Posted by jennifers on

If you’re a Goodreads user, you know that the site is helpful in keeping track of reading goals. Users can set a reading goal of X amount of books, and Goodreads will keep track of your progress. While I don’t set a general number of books to read in a year, I do keep track of the types of books that I read throughout the year, and try to at least match the previous year’s total + 1 title. I divide my completed reads into categories: children’s (includes fiction and nonfiction), young adult (fiction and nonfiction), adult fiction and nonfiction, graphic novels/comic book collections, and diversity/disability, which includes any book that prominently features a character in a minority group, a character with a physical, mental, or emotional disability, or a nonfiction/biography title that is about some aspect of ethnic/disability history or a noted member of a minority/disability community.

Realistically, I’ll probably never beat my totals in every category.

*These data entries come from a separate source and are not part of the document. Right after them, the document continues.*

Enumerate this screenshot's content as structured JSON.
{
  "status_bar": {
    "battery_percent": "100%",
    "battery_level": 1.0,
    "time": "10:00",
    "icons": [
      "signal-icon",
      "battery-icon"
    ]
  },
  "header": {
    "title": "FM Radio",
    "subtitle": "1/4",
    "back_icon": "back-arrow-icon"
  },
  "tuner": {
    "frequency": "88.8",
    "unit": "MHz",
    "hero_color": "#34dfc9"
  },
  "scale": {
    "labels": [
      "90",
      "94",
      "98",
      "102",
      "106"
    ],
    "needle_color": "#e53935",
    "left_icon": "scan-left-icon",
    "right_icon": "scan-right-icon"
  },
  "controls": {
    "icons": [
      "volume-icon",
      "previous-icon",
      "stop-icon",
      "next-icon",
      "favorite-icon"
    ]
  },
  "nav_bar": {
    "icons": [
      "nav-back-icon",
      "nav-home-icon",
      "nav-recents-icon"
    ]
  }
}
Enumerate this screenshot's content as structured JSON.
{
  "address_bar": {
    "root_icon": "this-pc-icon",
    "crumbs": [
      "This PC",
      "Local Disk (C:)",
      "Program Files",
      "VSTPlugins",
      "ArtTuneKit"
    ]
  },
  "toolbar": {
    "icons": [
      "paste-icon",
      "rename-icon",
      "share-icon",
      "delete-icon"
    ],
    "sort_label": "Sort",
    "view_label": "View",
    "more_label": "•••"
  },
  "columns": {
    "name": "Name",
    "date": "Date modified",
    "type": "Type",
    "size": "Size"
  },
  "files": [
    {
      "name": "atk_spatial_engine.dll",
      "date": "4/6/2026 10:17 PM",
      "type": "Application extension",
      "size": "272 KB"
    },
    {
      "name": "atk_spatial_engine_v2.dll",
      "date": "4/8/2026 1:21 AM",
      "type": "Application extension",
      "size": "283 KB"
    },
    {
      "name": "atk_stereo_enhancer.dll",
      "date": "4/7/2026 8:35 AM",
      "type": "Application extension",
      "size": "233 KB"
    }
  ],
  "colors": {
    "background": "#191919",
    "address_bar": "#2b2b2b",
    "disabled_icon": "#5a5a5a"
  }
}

However, I do pick one or two categories to improve upon each year. This year, I decided to beat my 2015 titles in young adult and graphic novels. When I looked at my Goodreads shelves at the beginning of this year, I was disappointed in the number of YA books that I completed (36; I read 38 in 2014). I also wanted to keep my graphic novel reading momentum going (14 graphic novels read in 2014; I read 30 in 2015).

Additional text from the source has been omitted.